Она была немного не такой, как всегда: распустила хвостик, жесткие прямые волосы падали вдоль лица. Вид был какой-то не кладбищенский — ну, какая женщина додумалась бы прийти сюда в черных штанах и косухе с заклепками? Мерлин знал, что она почти ничего другого не носит, и уважал ее за такое разумное постоянство; женщины, одетые на женский лад, как его мать, в прямые юбки до колена, жакетики и джемперочки, ему страх как не нравились. А стройные девчонки вроде Кузьки могли нацепить что угодно — их испортить, как ему казалось, было невозможно.

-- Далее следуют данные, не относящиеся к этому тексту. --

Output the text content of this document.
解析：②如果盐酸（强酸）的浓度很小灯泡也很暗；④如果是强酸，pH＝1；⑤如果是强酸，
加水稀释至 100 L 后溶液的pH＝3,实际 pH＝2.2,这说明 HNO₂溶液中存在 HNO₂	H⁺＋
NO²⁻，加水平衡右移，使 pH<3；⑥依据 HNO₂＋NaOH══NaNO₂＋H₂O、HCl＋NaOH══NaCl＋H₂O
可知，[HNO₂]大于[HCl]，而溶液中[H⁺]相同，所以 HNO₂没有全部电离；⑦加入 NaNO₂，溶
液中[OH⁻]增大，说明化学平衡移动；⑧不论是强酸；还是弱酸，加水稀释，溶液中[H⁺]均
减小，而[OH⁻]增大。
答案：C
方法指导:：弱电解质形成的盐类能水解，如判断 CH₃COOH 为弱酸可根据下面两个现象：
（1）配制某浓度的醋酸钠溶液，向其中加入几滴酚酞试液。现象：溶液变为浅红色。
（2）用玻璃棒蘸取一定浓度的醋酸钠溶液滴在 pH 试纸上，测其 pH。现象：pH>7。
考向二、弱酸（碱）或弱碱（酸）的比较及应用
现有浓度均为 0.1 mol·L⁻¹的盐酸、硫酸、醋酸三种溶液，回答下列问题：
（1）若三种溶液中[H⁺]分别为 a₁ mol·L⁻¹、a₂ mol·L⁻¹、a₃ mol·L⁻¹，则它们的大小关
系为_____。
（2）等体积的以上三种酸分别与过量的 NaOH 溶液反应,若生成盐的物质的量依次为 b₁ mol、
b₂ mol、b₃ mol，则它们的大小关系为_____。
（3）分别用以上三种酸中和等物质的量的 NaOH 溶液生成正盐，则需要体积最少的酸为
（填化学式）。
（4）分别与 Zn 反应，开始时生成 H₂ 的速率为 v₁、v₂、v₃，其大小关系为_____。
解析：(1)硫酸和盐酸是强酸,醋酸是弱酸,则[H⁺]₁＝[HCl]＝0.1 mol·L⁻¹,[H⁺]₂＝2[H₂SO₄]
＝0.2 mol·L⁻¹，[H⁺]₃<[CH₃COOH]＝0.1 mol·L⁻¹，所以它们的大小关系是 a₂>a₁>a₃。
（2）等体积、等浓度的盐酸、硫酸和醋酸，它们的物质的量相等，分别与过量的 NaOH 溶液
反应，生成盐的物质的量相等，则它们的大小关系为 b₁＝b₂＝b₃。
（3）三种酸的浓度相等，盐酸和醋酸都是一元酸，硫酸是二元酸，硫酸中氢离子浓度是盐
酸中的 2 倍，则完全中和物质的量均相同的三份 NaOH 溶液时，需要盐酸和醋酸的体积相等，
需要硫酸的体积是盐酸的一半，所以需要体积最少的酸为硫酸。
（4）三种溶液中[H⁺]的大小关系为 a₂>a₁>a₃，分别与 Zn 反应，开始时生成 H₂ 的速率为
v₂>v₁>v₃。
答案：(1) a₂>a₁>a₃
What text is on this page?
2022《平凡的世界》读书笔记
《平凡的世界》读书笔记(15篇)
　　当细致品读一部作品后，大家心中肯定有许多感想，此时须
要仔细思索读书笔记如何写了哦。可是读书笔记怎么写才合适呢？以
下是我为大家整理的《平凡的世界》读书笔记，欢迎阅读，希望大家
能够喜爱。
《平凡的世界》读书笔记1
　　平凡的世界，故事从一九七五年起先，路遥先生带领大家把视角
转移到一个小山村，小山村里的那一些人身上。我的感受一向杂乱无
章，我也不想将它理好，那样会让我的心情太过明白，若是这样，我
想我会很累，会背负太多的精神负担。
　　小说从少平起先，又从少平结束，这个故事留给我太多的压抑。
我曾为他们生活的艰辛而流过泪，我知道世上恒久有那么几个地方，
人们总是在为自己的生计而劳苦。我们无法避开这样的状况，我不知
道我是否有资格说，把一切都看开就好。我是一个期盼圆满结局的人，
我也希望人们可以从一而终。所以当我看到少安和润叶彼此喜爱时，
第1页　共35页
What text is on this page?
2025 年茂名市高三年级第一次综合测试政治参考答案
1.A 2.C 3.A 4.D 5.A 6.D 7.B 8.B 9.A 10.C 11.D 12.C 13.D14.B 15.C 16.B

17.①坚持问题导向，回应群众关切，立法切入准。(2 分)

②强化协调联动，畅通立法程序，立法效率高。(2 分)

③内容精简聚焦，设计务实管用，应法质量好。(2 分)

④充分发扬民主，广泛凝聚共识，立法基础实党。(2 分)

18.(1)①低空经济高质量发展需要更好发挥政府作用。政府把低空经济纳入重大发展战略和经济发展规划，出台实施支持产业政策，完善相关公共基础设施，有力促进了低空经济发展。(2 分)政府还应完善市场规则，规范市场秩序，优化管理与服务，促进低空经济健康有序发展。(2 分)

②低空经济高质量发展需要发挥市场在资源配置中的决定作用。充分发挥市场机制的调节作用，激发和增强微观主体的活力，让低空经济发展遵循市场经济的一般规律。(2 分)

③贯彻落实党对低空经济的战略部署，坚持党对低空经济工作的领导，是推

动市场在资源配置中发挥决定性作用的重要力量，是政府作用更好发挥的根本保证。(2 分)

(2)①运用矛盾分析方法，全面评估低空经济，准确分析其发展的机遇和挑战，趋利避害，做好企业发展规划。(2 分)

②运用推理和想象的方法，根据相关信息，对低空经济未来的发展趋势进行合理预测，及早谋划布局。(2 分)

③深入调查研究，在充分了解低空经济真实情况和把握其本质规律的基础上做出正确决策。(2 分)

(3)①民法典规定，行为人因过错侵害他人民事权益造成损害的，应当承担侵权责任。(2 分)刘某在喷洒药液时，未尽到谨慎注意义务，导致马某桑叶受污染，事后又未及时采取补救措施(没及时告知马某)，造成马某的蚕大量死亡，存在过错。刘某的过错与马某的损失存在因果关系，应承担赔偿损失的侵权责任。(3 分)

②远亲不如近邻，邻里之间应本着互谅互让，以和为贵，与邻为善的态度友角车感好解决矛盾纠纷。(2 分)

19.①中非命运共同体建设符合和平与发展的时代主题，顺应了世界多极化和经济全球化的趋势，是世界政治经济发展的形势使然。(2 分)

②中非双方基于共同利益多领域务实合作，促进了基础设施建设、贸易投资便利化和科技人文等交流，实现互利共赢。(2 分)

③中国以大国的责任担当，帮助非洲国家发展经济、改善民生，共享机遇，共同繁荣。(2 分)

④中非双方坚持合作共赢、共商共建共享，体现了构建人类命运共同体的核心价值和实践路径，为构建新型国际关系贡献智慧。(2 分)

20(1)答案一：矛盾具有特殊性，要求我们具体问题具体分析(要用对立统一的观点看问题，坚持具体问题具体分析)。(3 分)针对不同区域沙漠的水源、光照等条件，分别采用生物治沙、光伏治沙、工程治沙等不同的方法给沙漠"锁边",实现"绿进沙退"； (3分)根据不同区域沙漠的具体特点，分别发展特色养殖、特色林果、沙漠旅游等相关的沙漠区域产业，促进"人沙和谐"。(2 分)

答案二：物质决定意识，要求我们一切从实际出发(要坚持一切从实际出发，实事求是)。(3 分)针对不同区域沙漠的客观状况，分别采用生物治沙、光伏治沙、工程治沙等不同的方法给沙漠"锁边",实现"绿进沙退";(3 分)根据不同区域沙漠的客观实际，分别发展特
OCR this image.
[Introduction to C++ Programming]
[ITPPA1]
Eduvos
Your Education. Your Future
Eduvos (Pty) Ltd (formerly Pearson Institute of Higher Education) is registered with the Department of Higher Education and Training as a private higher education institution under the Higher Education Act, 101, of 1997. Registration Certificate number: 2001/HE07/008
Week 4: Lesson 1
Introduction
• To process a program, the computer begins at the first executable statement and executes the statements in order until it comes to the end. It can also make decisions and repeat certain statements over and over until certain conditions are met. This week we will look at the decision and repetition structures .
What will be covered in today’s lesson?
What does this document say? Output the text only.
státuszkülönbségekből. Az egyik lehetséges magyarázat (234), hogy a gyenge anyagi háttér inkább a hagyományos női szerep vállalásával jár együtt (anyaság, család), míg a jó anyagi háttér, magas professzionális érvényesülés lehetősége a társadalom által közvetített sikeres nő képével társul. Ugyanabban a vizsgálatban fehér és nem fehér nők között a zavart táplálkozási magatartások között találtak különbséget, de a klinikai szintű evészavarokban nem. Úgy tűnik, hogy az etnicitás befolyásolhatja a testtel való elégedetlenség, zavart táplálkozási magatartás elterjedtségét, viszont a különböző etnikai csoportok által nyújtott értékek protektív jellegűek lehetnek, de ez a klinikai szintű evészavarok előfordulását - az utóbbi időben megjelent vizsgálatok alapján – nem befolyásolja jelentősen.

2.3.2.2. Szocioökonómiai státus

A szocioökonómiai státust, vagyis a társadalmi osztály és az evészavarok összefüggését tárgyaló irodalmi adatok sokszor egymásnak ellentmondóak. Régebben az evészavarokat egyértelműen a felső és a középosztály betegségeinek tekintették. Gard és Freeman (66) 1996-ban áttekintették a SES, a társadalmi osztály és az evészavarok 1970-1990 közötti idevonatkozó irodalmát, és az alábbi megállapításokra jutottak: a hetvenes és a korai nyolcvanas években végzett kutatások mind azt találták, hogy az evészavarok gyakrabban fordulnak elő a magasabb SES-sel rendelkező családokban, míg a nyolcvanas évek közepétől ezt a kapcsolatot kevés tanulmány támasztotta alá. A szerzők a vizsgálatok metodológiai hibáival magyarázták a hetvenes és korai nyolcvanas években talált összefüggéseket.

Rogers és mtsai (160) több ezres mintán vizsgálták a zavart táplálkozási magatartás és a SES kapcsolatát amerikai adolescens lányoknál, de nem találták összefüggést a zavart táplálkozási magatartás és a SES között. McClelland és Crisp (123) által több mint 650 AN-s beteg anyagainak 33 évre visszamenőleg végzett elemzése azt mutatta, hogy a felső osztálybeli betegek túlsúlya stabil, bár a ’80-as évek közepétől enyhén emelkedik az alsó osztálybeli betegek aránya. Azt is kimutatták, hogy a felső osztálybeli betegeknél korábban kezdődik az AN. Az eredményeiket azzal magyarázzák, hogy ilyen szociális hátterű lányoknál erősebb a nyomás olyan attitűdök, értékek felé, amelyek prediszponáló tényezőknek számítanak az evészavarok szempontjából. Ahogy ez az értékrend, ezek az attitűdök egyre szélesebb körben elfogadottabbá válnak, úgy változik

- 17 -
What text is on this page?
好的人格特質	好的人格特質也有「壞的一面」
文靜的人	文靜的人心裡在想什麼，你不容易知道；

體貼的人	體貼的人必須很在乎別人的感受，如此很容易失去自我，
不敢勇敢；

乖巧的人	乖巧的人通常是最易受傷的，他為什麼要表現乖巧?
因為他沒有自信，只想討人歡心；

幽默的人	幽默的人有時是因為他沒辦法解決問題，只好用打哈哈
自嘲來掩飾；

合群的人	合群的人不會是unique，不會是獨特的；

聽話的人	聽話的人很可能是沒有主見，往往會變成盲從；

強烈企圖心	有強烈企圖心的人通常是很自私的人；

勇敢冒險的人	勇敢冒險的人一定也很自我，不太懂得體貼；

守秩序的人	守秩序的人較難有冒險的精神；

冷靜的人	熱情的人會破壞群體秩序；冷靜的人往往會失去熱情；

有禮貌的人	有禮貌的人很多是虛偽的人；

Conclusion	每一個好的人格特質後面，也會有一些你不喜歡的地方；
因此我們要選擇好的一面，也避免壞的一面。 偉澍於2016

Джимми исчезла так же загадочно, как появилась. Он, найдя хороший ракурс, щелкнул покосившийся крест, бросил взгляд в ее сторону — а ее уже не было. Тогда и он пошел прочь. Вечером выходило на старт пять команд, они заказали все, что нашли на сайте, и погоню, и перестрелку, и путешествие на катере к Лебединому островку, где ждал конверт с новым заданием. Так что следовало основательно поесть и вздремнуть.

Джимми, руководя последними приготовлениями, даже не посмотрела на него. Видимо, посылала мессидж: я тебя не видела, ты меня не видел, а Семеновского кладбища вообще в природе нет!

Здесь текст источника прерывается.